Prospettive di riforma della Pubblica Amministrazione
Nel periodo più recente il Governo è impegnato in una serie di riforme che, se non incidono direttamente nel settore delle aree protette, sono però di tale portata da avere effetti dei quali tenere conto anche per la materia qui trattata, vedremo in quale modo. Facciamo riferimento alle deleghe in materia di riforma in senso federale del fisco contenute nella legge finanziaria per il 1997 (L. n. 662 del 23 dicembre 1996, art. 3, c. da 142 a 156); sono inoltre in itinere la riforma della contabilità pubblica (c.d. d.d.l. Ciampi), un disegno di legge in materia di autonomie locali (c.d. d.d.l. Napolitano) e un altro disegno di legge per lo snellimento dell'attività amministrativa e dei procedimenti di decisione e controllo (c.d. Bassanini 2). Soprattutto è stata approvata la legge 15 marzo 1997, n. 59 "Delega al Governo per il conferimento di funzioni e compiti alle regioni ed enti locali, per la riforma della pubblica amministrazione e per la semplificazione amministrativa".

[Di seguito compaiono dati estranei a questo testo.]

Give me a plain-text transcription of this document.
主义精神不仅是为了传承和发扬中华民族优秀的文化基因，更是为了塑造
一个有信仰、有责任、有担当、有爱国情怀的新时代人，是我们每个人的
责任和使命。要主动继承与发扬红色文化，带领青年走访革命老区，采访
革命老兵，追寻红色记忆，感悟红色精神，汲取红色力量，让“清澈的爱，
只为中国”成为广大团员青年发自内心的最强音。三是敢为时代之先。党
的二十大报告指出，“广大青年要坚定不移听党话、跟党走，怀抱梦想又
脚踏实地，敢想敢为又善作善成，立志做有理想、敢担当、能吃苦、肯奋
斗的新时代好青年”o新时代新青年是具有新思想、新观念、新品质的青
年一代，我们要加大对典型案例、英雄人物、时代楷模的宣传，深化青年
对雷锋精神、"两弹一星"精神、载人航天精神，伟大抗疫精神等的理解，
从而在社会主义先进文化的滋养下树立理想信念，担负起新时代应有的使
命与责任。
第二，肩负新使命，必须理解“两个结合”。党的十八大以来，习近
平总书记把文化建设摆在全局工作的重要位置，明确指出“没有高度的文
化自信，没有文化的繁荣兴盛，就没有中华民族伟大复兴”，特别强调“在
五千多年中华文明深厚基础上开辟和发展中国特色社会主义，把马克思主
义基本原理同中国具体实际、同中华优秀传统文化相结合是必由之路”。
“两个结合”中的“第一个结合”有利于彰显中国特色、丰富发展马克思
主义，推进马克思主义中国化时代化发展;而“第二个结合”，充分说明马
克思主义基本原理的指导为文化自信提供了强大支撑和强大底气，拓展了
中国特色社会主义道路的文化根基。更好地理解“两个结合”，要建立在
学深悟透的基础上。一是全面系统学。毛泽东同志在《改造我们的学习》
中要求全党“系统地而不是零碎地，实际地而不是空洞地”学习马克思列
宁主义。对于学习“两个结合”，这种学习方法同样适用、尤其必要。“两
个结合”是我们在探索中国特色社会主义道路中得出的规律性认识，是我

Questi provvedimenti, nel loro complesso, costituiscono un pacchetto di riforme per molti versi di portata storica, in particolare, la L. n. 59 del 1997 rappresenta un tentativo di ribalta-
mento della distribuzione delle funzioni e delle competenze tra amministrazione statale e amministrazione regionale-locale. Come è noto, attualmente le competenze locali sono individuate con legge dello stato mentre le attribuzioni regionali sono definite dall'art. 117 della Costituzione, tutto ciò che non spetta ad altri soggetti è da considerare di spettanza statale. Con la legge 59 si ribalta questo concetto per affermare il principio secondo cui tutto è delle regioni e degli enti locali, tranne ciò che è riservato espressamente allo Stato.
Il processo di attuazione avverrà attraverso una serie di decreti legislativi nell'osservanza dei principi di cui all'art. 4, c. 3, della legge 59. Tali principi possono essere sinteticamente ricondotti a tre gruppi principali: 1. il principio di sussidiarietà, secondo cui le responsabilità pubbliche debbono essere ricondotte all'autorità territorialmente e funzionalmente più vicina ai cittadini (a tale principio si riconnette quello di completezza del conferimento e la regola dell'efficienza nell'allocazione e nell'esercizio delle funzioni); 2. il principio di funzionalità nell'esercizio delle attribuzioni di ciascun livello di governo (cui si connette quello di efficienza ed economicità e quelli di adeguatezza, differenziazione e cooperazione); 3. il principio di responsabilità dell'amministrazione (cui si ricollegano quelli di unicità dell'amministrazione, omogeneità delle funzioni, autonomia normativa, organizzativa e finanziaria).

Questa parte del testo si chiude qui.